What type of metabolic abnormalities is commonly observed in Cushing's syndrome?

Study for the NCCPA Recertification Exam. Prepare with flashcards and multiple-choice questions, each with hints and explanations. Get ready for your test!

In Cushing's syndrome, the primary metabolic abnormalities observed are hypokalemia and hyperglycemia. This condition is characterized by an excess of cortisol, a hormone produced by the adrenal glands that has a variety of effects on the body.

Cortisol plays a critical role in carbohydrate metabolism, and its elevated levels lead to increased gluconeogenesis in the liver and reduced utilization of glucose by tissues, resulting in hyperglycemia. This means patients with Cushing's syndrome often exhibit elevated blood sugar levels, which can mimic or lead to diabetes.

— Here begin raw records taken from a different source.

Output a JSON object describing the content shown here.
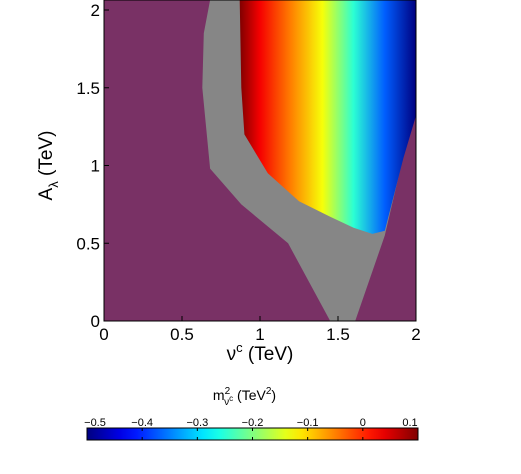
{
  "chart_data": {
    "type": "heatmap",
    "title": "",
    "xlabel": {
      "base": "ν",
      "sup": "c",
      "tail": " (TeV)"
    },
    "ylabel": {
      "base": "A",
      "sub": "λ",
      "tail": " (TeV)"
    },
    "xlim": [
      0,
      2
    ],
    "ylim": [
      0,
      2
    ],
    "xticks": [
      0,
      0.5,
      1,
      1.5,
      2
    ],
    "xtick_labels": [
      "0",
      "0.5",
      "1",
      "1.5",
      "2"
    ],
    "yticks": [
      0,
      0.5,
      1,
      1.5,
      2
    ],
    "ytick_labels": [
      "0",
      "0.5",
      "1",
      "1.5",
      "2"
    ],
    "grid": false,
    "background_region": {
      "color": "#793165"
    },
    "gray_region": {
      "color": "#868686",
      "polygon": [
        [
          0.68,
          2.0
        ],
        [
          0.64,
          1.85
        ],
        [
          0.63,
          1.5
        ],
        [
          0.68,
          0.98
        ],
        [
          0.88,
          0.75
        ],
        [
          1.18,
          0.5
        ],
        [
          1.45,
          0.0
        ],
        [
          1.61,
          0.0
        ],
        [
          1.8,
          0.55
        ],
        [
          1.94,
          1.15
        ],
        [
          2.0,
          1.32
        ],
        [
          2.0,
          2.0
        ]
      ]
    },
    "colored_region": {
      "description": "value encoded by color scale",
      "boundary": [
        [
          0.87,
          2.0
        ],
        [
          0.88,
          1.5
        ],
        [
          0.9,
          1.2
        ],
        [
          1.05,
          0.95
        ],
        [
          1.25,
          0.77
        ],
        [
          1.45,
          0.67
        ],
        [
          1.6,
          0.6
        ],
        [
          1.72,
          0.56
        ],
        [
          1.8,
          0.58
        ],
        [
          1.92,
          1.05
        ],
        [
          2.0,
          1.32
        ],
        [
          2.0,
          2.0
        ]
      ],
      "value_at_x": [
        [
          0.87,
          0.1
        ],
        [
          1.0,
          0.03
        ],
        [
          1.2,
          -0.05
        ],
        [
          1.4,
          -0.13
        ],
        [
          1.6,
          -0.25
        ],
        [
          1.8,
          -0.37
        ],
        [
          2.0,
          -0.5
        ]
      ]
    },
    "colorbar": {
      "label": {
        "base": "m",
        "sup": "2",
        "sub": "ν",
        "subsup": "c",
        "tail": " (TeV",
        "tailsup": "2",
        "end": ")"
      },
      "range": [
        -0.5,
        0.1
      ],
      "ticks": [
        -0.5,
        -0.4,
        -0.3,
        -0.2,
        -0.1,
        0,
        0.1
      ],
      "tick_labels": [
        "−0.5",
        "−0.4",
        "−0.3",
        "−0.2",
        "−0.1",
        "0",
        "0.1"
      ],
      "colormap": "jet",
      "position": "bottom"
    }
  }
}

Additionally, cortisol has an antagonistic effect on insulin, which can further exacerbate hyperglycemia. The hormone also affects various electrolyte levels in the body. In particular, high cortisol levels can lead to increased renal excretion of potassium, resulting in hypokalemia; this is often a highlight when diagnosing and managing patients with Cushing's syndrome.

Therefore, recognizing the triad of metabolic abnormalities, which includes hypokalemia and hyperglycemia, is crucial for understanding the pathophysiology of Cushing's syndrome and assisting in effective management and treatment strategies.